The "risk" for Pretender types: In the midst of your subtle game-playing, you might just end up having the guy leave you alone for good, and you will never connect with him. Do you really want that? Secondly, men quickly lose respect for women who initially behave like a "prude" only to later acknowledge that they are down for a casual roll in the hay. In other words, the ironic consequence of "pretending" that you are not into casual sex in order to avoid being labeled is exactly what happens when you are sexually duplicitous with men.
Timewasters: Of all of the five female communicators, this one is the worst. A 'Timewaster' is a woman who is pretty much just the opposite of a 'Pretender.' A Timewaster is a woman who will initially flirt with a man, and temporarily or indefinitely give him the misleading impression that she is open to connect with him romantically or sexually ... but once the man's advances become more strong, frequent, or provocative, the woman will go ahead and ultimately confess that she really only wants to maintain a relationship with the man that will never go beyond the boundaries of a platonic friendship.
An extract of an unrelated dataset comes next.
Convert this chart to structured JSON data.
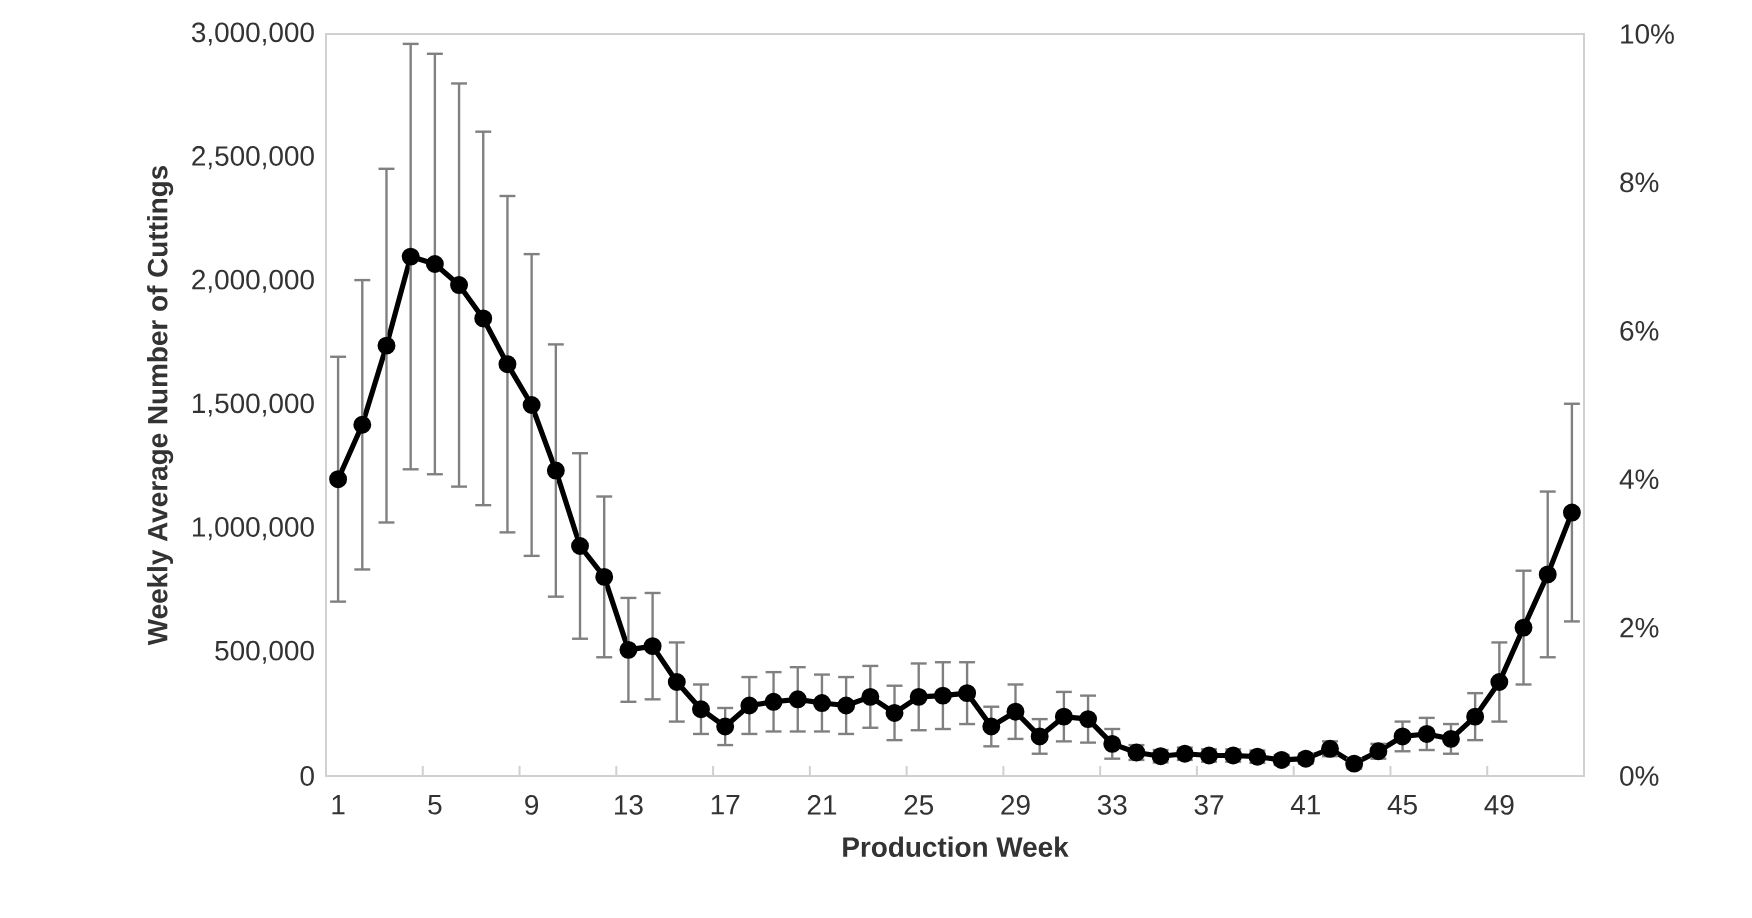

Shame on you. Shame, shame, shame. If this woman was never interested in sharing the guy's company in a romantic or sexual manner, why didn't she just share her lack of interest with him from the beginning?
In a nutshell, this type of woman wanted to play games with the man. She wanted to see how much attention she could get from him, how many free meals she could get from him, and how many general favors she could accumulate. Some women think it is "cute" and "coy" to behave like a Timewaster with a man. Too bad the vast majority of men do not feel the same way.
The "risk" for Timewaster types: If you do not mind men stalking you, then by all means, become a Timewaster with men. If you do not mind men calling you the "B-word" repeatedly in public in an attempt to humiliate you, then by all means, become a Timewaster with men. If you do not mind men becoming increasingly aggressive with their unwanted and uninvited sexual advances, then by all means, become a Timewaster with men.
In the long-run, there is no "upside" for either a man or a woman that comes from a woman behaving like a Timewaster.
Bottom line: If you are interested in sharing a man's company in a romantic or sexual manner ... tell him. Confidently and directly. On the other hand, if you are not interested in sharing his company in a romantic or sexual manner ... be bold enough to convey that to him as well.
Anytime your behavior toward men falls in-between those two points - what I like to refer to as "The Vague and Ambiguous Zone" - you are asking for unnecessary drama, resentment, and animosity from men.
Great relationships are all about excellent interpersonal communication skills. Start off on the right track with men of interest.